Insomma, un altro Consiglio Ue concluso col solito gioco delle parti. Unico fuoriprogramma, la paradossale mediazione con due di picche finale tra Meloni e gli amici Orban e Morawiecki. E’ la legge del contrappasso, con Meloni vittima di quella che in Germania chiamano “salvinisierung“, la “salvinizzazione delle politiche di asilo”. In altre parole, a dire che l’Italia si deve arrangiare è il tanto amato sovranismo. La vendetta è un piatto freddo e in Europa più di qualcuno starà sorridendo. Poco male, diranno a Bruxelles. Tanto il lavoro sul Patto immigrazione e asilo continua, sempre a partire dall’accordo del 9 giugno poi finito sul tavolo dei triloghi con Commissione, Consiglio e Parlamento a confronto sul testo. In attesa di vedere cosa approverà il Parlamento europeo e se farà in tempo, anche nella “dimensione esterna” le cose non vanno benissimo. Nonostante i viaggi della premier, anche in compagnia di Ursula Von der Leyen e del premier olandese Mark Rutte, del famoso memorandum con la Tunisia ancora non c’è traccia.
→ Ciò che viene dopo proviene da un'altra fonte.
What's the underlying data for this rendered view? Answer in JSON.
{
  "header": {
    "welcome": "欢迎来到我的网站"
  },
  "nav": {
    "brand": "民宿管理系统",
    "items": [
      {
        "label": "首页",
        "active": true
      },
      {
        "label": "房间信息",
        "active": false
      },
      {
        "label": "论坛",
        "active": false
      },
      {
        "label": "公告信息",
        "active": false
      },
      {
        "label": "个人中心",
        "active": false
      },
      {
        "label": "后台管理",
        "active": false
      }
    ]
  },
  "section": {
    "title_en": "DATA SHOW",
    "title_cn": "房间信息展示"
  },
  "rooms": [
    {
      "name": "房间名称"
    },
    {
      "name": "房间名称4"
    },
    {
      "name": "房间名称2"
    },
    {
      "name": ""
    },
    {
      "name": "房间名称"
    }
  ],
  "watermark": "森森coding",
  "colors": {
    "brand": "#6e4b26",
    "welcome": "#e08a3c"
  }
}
Avrebbe dovuto essere pronto prima di questo Consiglio europeo, ma le visite a Tunisi del commissario Ue per l’Allargamento, Oliver Varhelyi, continuano ad essere rinviate una dopo l’altra. Del resto Paesi come la Germania non vedono di buon occhio l’assegno in bianco promesso al presidente tunisino Kais Saied, non senza che si sblocchi la questione del programma di salvataggio da 1,75 miliardi di dollari che Tunisi non accetta di sottoscrivere alle condizioni del Fondo Monetario Internazionale, a partire dalla soppressione di una serie di sussidi statali. Se e quando sarà firmato, poi, con tutta probabilità i flussi si sposteranno verso le coste libiche, forse anche dalla stessa Tunisia. Dopo il Consiglio europeo il bilancio rimane magro: “Continuerò a lavorare per una mediazione tra Polonia, Ungheria e gli altri 25, ma sarà più difficile”, ha detto Meloni annunciando che il 5 giugno sarà a Varsavia. Il resto lo dice Matteo Salvini: “Con tutti questi sbarchi sarà un’estate difficile”.